Kay’s return to prison was welcomed by the women who survived a series of knife-point attacks in the 1990s.
He was nabbed in a 1997 police operation that caught him driving around looking for women and following them in Macquarie Park, Glebe and Epping. He was sentenced to 20 years in prison.
Since being paroled in 2015, Kay has not rehabilitated and instead continued to attack women while trying to hide his identity from the public.
In 2017, he was placed on an ESO which is the strictest supervision regime a court can impose on a person outside prison walls.
In 2018, the serial rapist had his monitoring tag removed. Within weeks, he walked into a Woolworths in Sydney’s west and kissed a teenage girl on the cheek.
Three days later, his supervisors discovered he had a sex worker in his home – a breach of his conditions.
He was back on the street within months and, in 2020, was put on a watered down ESO.
Kay’s name was suppressed by a judge to help him reintegrate into society.
But in 2022, Kay stalked a woman who was shopping in the CBD, followed her home and snuck into her unit tower.
“As he exited the lift, he placed his right hand under the complainant’s dress, placing it over her underwear and touching her genitalia. She took evasive action, screamed and managed to gain entry to her apartment without [Kay],” a Supreme Court judge would later say.
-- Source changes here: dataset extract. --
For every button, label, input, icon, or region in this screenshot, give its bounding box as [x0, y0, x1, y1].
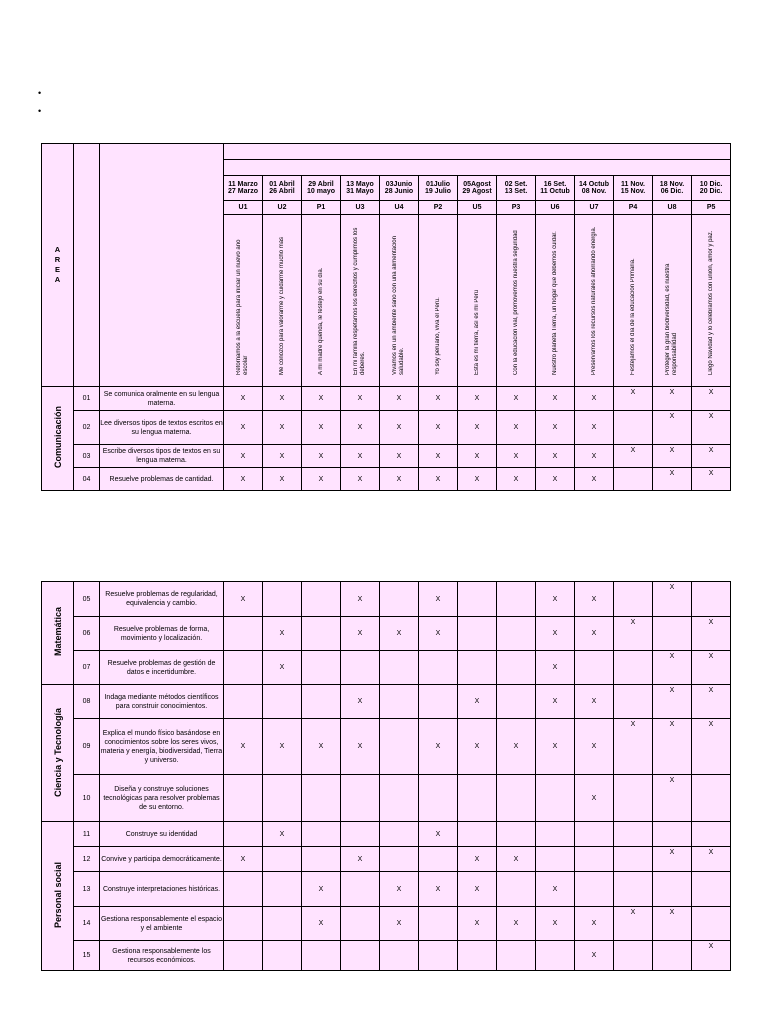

Kay was imprisoned, and then released again in September 2023.
Last August, the Herald successfully fought the suppression order over his identity and unmasked him again.
The Supreme Court hit Kay with a third ESO, again forcing the full suite of conditions in a bid to keep a short leash on the unrepentant rapist.
But within months, in February this year, he attacked the teenage girl on George Street.
Kay will return to the District Court early next month to begin his sentence proceedings.